Avant chaque élection politique, il se trouve au moins un chef d’établissement suffisamment ignorant de ce qu’est la fonction publique français depuis 1982 pour croire que le rappel du devoir de neutralité que le Préfet envoie aux fonctionnaires d’autorité (Préfets, Recteurs, inspecteurs d’académie ...) s’applique à tous les fonctionnaires, enseignants compris !
Le fonctionnaire est d’abord un citoyen et sa liberté d’expression, de participation aux campagnes ou aux scrutins politiques est bien entendu garantie.
Si des affaires récentes ont mis cette question sur le devant de la scène, c’est d’abord les pressions et intimidations dont certains représentants du SNES
font l’objet qui justifient cette mise au point.

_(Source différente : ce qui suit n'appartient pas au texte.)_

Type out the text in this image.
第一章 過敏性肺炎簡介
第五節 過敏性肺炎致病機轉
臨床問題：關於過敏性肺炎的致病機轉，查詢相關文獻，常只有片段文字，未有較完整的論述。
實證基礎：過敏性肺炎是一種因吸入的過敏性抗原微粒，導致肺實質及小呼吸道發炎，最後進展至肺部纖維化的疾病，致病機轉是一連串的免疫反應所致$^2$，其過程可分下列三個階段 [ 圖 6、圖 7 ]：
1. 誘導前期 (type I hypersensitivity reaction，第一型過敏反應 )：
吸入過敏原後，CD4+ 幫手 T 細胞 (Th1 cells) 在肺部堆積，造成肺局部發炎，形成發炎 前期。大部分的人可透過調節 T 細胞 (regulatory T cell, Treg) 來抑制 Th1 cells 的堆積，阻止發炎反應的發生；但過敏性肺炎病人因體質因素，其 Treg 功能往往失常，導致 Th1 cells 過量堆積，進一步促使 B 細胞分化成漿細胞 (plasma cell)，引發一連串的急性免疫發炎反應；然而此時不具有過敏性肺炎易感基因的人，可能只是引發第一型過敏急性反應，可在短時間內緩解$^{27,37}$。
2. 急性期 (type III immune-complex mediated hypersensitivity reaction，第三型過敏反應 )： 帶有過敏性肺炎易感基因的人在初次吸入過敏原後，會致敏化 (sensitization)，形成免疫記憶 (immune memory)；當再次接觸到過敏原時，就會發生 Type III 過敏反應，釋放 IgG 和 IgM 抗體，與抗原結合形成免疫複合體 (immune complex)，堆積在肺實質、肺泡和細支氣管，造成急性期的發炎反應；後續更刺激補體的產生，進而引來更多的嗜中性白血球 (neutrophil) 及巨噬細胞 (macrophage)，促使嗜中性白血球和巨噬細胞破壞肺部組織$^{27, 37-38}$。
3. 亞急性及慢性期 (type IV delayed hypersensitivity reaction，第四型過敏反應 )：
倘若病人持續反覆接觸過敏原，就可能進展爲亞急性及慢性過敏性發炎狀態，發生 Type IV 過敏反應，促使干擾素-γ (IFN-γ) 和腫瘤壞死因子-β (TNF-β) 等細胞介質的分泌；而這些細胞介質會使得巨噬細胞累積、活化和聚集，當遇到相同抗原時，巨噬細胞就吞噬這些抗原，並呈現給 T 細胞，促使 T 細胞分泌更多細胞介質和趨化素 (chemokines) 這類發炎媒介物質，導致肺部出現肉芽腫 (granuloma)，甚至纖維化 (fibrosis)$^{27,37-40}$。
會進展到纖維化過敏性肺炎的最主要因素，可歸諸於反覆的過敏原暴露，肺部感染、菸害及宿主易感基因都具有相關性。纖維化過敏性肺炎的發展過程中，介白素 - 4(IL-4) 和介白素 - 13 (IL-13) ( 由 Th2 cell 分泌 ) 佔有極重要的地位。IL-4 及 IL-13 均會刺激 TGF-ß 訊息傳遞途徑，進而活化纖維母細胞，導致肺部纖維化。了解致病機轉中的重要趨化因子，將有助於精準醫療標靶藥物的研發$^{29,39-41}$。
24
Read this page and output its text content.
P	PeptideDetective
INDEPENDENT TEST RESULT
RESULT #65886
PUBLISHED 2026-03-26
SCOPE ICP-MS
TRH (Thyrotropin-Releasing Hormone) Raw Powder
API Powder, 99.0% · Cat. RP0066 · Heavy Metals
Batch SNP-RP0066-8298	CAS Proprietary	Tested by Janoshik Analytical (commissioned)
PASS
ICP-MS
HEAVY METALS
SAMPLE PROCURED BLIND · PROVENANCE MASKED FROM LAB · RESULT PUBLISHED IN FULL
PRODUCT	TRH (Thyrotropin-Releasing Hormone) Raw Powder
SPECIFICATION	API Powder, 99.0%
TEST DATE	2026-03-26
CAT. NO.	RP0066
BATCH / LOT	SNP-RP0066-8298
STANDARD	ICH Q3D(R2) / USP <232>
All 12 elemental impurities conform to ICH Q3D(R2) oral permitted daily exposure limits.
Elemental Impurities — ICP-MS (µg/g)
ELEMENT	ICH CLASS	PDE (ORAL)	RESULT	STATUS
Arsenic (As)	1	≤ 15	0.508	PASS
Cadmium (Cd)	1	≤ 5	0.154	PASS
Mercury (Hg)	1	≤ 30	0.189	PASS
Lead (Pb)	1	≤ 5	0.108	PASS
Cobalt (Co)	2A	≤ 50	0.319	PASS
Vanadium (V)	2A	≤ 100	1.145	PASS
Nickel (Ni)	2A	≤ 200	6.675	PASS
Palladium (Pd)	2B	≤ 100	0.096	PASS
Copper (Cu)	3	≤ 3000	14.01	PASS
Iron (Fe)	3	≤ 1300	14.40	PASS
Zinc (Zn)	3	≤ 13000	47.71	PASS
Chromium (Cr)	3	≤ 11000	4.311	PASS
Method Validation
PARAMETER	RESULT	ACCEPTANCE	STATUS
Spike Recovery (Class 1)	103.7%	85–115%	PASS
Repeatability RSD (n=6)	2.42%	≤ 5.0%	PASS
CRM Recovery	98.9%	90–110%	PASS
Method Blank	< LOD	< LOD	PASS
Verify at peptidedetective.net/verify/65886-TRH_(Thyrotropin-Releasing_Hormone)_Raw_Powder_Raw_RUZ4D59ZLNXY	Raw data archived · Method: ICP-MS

Le devoir de réserve a été supprimé du statut général de la fonction publique en 1983 pour rompre avec la conception du fonctionnaire soumis et inféodé au pouvoir, et faire au contraire prévaloir une conception démocratique de la fonction publique. Avec le statut de 1983, le fonctionnaire civil devient un citoyen à part entière, il en a tous les droits, en particulier le droit d’expression,
sauf à proférer des propos diffamatoires ou calomnieux. Il n’est pas réduit au silence, a fortiori lorsqu’il s’exprime dans le cadre syndical. Nous nous inscrivons
résolument dans cette conception progressiste de la fonction publique, à rebours des conceptions réactionnaires aujourd’hui en vogue du côté du pouvoir
politique.
Pour autant, un « devoir de discrétion professionnelle » est régulièrement rappelé par la justice administrative. Le fonctionnaire n’a pas à faire état publiquement d’informations personnelles qu’il a pu avoir dans le cadre de ses fonctions : situation sociale, familiale, médicale… de tel ou tel élève, parent ou collègue. De même, un représentant du personnel ne peut faire état publiquement d’informations personnelles acquises dans le cadre de son mandat. Mais devoir de discrétion ne veut pas dire secret professionnel, tel qu’il est codifié dans les professions dotées d’un ordre professionnel : avocats, médecins…
Dans le cadre de ses missions, le fonctionnaire ne peut contrevenir au devoir de neutralité et de laïcité : on comprend aisément que M. X, professeur, n’ait pas à
faire état de ses opinions politiques ou religieuses en classe ou en réunion parents-professeurs. Mais le même M. X étant aussi citoyen, il reste libre d’exprimer ses opinions, de militer dans le domaine politique, syndical, associatif… En outre, son activité syndicale ne peut être entravée et sa parole est libre, dans la presse ou en réunion syndicale, conseil d’administration, rencontres syndicales avec les fédérations de parents, les élus, la
presse...
Le « devoir de réserve » ne peut être invoqué pour réduire au silence un représentant syndical encombrant. Faut-il rappeler que le temps où les droits syndicaux étaient refusés aux fonctionnaires est révolu ?
Enfin, si l’on comprend qu’un Recteur ou un Préfet, nommé en Conseil des Ministres, ait un « devoir de loyauté » envers le pouvoir, rien ne justifie l’invocation d’un tel devoir concernant les personnels qui n’ont pas de devoir d’allégeance. En tant que fonctionnaires, c’est l’intérêt général, et lui seul, qui détermine à coup sûr où doivent se porter notre loyauté et notre dévouement.